Six years managing the floor at Inform Interiors on South Granville before joining Sun Life in 2015. Trained in interior spatial design at BCIT. Oversees the 4,600-square-foot showroom at 488 East 17th Avenue, manages all in-person consultations — 1,400 and counting — and maintains our database of balcony dimensions for 85+ Vancouver-area condo buildings. If you tell her your building name, she can often pull your floor plan before you arrive. Runs a weekend ceramics studio out of her garage in Mount Pleasant.

Elena Rossi

Jordan Flett

Logistics & Delivery Manager

Formerly dispatch supervisor at a regional moving company across the Lower Mainland. Manages our fleet of two delivery trucks (16-foot and 24-foot) covering Metro Vancouver, Fraser Valley east to Chilliwack, and the Sea-to-Sky corridor north to Whistler. Tracks delivery-window accuracy obsessively — 94.2% on-time within the promised 2-hour window, measured per delivery since 2018. Known around the warehouse for colour-coded loading diagrams that reduce trip counts per delivery day and his insistence on photographing every completed setup before leaving the client's home. Handles our white-glove delivery and assembly service end to end.

Jordan Flett

Priya Deshmukh

E-Commerce & Digital Marketing Manager

B.A. in Communications from UVic. Four years at a Vancouver digital agency managing retail accounts before joining Sun Life. Manages the website, all product photography (shot in the showroom and the exposure yard for authenticity), ad campaigns, and email marketing to 11,200 subscribers. Tracks cost-per-acquisition down to product-category level — $14.80 for outdoor dining sets, $22.40 for pergolas — and builds the quarterly newsletter timed to Vancouver's climate calendar. Avid trail runner — completed the Knee Knacker North Shore trail race twice.
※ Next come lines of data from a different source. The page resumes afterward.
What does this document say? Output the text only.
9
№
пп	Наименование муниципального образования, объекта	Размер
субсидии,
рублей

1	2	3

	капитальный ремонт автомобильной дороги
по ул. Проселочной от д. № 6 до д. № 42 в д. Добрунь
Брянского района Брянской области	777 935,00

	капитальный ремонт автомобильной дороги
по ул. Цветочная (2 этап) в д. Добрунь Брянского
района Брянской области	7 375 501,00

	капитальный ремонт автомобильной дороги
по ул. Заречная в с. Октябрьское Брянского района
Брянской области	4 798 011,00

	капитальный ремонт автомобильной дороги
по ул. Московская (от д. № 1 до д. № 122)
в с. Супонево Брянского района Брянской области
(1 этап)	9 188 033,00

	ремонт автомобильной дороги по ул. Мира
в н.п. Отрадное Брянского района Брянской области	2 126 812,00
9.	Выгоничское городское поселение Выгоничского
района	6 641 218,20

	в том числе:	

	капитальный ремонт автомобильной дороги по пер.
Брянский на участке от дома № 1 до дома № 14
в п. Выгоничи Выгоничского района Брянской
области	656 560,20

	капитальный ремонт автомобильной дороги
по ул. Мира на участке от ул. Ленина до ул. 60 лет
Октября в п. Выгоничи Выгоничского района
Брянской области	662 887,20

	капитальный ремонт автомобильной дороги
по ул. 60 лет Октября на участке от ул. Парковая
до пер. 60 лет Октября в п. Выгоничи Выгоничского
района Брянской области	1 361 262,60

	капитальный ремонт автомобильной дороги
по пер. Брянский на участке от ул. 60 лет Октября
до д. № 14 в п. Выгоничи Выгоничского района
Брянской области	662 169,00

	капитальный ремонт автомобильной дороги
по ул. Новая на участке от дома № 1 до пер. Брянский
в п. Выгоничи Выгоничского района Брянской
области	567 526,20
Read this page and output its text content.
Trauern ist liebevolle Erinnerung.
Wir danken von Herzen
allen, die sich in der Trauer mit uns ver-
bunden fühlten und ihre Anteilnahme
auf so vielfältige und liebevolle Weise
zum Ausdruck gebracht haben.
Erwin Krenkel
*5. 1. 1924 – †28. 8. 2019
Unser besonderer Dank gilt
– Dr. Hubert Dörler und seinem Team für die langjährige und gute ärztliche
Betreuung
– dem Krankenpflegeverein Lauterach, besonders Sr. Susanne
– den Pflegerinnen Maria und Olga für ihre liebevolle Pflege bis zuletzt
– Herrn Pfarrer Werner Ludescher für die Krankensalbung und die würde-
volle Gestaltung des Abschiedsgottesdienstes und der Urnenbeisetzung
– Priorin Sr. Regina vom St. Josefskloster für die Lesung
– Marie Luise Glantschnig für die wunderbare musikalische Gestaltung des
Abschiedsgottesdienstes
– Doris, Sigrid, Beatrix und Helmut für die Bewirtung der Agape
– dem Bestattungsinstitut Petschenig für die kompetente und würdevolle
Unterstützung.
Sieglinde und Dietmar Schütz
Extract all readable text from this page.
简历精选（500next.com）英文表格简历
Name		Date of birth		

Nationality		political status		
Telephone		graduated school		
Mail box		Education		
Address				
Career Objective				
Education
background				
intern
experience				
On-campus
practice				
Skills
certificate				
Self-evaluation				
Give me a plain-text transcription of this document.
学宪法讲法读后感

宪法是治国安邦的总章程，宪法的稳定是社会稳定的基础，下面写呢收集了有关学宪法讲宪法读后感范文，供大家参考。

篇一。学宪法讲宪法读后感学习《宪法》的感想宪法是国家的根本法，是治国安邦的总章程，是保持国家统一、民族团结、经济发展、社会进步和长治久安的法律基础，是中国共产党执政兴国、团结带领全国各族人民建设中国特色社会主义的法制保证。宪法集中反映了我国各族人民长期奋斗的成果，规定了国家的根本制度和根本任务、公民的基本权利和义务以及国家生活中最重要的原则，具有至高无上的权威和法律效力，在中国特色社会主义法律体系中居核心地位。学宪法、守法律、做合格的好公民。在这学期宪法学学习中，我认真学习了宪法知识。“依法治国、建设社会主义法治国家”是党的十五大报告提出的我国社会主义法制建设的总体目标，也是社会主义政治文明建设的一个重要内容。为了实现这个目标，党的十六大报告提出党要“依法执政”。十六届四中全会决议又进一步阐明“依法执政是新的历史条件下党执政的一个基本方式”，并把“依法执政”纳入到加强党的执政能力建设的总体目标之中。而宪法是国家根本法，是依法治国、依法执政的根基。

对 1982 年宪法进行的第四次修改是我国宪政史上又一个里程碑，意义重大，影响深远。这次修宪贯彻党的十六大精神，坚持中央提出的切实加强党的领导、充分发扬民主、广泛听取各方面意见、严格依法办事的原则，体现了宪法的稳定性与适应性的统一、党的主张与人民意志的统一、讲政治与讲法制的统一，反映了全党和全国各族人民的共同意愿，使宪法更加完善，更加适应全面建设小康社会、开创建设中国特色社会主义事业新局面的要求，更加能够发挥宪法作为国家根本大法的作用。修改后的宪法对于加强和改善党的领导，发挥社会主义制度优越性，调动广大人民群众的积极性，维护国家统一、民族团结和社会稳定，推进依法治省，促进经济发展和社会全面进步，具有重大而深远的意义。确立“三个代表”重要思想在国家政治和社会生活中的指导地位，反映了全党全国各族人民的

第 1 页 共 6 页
The rest of our team: Tom Beaulieu (Product Database & Procurement Analyst) maintains the Survival Scorecard and coordinates with our 23 active suppliers. Sara Liang (Customer Experience Lead) handles every 90-day follow-up call and tracks complaints verbatim. Kyle Redmond and Marco Diaz round out Jordan's delivery crew, handling white-glove assembly and packaging removal across every delivery zone.

"We started this business because we watched someone throw away thousands on furniture that failed in under a year. That frustration hasn't faded — twelve years later, it's what drives every product decision, every Survival Scorecard review, every 90-day check-in call. Life is short. Buy it once. Sit in it for decades."